My best friend. My confidant.  What am I going to do with out you? I know I keep asking. Dazed and confused. When I miss you already today.. Is this punishment for labels and greed? The only way God could consciously awaken me? A dagger in my heart. A red glimpse of caution. An earthquake inside devastates the even still innocent pure inner me my motherboard= operating software supported by you.. So, you see why I continue to ask.. what will I do.. Exposing all cards. every fear, every lie, every spy on their side. Flushed with shards of heart. A shattered soul no doubt. Beats remain. Complete madness. Sick normality  confirm insanity. Everything out of my control. Unraveling at the seams. This is more than a bad dream. Hold on tight to every single thread. Spending most of our departing hours in bed. Charging and recharging. Energy renewing life into a shell of a body on the verge of being pronounced “dead”. Heavy. Yes. For “all” involved. A catastrophe what will end in a Masterpiece. Trust in me is what I hear. From every angle. All my angels. Every new step in a direction.., I call change that instantly flips the feeling of fear into defiant pains.
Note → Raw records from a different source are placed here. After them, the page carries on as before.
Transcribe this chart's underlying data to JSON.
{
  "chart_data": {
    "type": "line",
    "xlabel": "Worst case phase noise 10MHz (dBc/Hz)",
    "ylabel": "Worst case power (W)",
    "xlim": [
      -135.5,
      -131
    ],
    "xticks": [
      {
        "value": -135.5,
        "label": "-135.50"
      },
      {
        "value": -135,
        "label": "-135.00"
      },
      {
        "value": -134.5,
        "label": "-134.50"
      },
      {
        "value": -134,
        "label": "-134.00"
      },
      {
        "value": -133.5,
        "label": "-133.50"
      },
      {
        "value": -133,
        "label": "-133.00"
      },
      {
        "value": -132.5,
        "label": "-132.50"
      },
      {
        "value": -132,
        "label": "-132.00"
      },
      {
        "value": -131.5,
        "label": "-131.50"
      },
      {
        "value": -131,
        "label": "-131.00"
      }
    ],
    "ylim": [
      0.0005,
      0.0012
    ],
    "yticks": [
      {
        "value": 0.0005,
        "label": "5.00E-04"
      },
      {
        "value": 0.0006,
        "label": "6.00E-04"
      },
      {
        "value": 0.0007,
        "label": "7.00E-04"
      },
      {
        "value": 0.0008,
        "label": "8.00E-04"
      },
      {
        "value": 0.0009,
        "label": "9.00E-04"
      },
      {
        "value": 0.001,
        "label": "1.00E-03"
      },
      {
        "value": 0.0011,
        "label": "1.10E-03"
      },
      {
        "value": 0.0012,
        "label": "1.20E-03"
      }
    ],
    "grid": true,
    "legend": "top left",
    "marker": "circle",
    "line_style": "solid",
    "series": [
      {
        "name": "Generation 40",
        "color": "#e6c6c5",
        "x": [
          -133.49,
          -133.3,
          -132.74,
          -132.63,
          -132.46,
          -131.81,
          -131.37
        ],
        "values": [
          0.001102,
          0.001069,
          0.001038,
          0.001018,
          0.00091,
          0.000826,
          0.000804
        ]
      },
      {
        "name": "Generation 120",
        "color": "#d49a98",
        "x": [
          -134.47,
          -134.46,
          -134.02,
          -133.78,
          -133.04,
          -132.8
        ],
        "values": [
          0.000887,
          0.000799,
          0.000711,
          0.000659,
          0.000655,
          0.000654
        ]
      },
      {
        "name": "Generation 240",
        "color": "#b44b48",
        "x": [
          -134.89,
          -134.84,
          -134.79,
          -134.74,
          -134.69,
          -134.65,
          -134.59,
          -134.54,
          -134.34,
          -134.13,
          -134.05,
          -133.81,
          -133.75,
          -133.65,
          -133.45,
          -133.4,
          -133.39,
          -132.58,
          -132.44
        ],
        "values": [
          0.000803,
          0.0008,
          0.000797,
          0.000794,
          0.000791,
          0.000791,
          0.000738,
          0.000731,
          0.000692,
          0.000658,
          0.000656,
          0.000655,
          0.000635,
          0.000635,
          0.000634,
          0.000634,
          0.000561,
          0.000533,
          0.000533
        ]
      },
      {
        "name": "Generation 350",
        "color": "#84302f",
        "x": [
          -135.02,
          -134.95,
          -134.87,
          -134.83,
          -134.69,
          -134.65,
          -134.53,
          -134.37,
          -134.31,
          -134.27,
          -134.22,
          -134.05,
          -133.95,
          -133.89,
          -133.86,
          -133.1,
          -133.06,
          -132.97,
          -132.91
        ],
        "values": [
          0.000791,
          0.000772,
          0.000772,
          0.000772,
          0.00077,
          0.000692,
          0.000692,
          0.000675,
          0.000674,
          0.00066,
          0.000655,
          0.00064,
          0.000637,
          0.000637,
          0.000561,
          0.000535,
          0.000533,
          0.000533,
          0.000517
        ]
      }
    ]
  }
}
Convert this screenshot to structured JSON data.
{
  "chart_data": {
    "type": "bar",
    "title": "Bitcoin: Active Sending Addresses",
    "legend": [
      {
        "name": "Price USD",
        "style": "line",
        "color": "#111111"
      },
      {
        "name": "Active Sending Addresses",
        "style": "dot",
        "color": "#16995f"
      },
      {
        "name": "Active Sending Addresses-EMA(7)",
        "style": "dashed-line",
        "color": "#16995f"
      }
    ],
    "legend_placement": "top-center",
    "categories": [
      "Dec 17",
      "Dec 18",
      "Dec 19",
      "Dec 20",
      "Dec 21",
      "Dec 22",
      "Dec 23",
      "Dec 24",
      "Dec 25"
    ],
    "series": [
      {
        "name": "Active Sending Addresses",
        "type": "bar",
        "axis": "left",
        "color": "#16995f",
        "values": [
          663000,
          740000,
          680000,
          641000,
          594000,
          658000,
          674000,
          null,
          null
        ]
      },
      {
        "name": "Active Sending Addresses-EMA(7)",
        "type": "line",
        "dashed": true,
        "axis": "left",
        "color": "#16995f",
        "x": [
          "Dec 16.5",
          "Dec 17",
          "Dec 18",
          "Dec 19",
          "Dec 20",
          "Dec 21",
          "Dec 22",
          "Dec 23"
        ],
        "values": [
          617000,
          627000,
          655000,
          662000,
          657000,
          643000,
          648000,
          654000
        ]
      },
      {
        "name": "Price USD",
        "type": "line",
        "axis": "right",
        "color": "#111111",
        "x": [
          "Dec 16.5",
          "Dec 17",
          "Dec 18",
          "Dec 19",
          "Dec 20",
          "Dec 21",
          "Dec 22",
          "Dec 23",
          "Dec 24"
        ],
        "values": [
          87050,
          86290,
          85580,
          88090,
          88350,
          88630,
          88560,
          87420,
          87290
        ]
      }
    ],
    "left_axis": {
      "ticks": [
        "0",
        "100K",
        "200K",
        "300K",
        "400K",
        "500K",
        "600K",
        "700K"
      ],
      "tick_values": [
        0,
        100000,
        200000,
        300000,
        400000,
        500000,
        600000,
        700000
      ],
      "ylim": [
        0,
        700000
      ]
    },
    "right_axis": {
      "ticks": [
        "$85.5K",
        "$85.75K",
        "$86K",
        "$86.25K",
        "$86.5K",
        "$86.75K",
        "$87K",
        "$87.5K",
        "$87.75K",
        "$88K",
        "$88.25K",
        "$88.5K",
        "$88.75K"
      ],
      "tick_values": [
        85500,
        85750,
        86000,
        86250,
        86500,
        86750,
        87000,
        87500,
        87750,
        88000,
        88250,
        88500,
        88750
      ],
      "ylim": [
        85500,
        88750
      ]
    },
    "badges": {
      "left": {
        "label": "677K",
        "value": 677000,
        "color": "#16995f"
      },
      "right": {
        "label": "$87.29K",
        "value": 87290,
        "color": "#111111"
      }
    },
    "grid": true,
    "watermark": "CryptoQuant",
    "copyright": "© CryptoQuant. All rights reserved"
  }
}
Will (← free) be back. Just you wait. These words are just your hors d’oeuvres for what’s in store. Consider yourself cordially invited. An open door.

This is my time to tighten my boots. lace yourself up and stay ready for this hand of your life. Straight.  Memoirs of a Masterminds Hold Card.

I’m letting it out some days by whisper.. I’ll try not to shout. The goals to stay in control. Reacting only with kindness and truth. God is on our side. I feel him now. Yes! A Full House.

Stay continued.. to read and soon listen to real memoirs of a masterminds Hold Card. It has been hard. It will get harder. I refuse to throw in my hand. I will play these cards I’ve been dealt. Like Floyd says I’m a prize-fighter. I’m not fighting for no worthless belt. My words are heartfelt.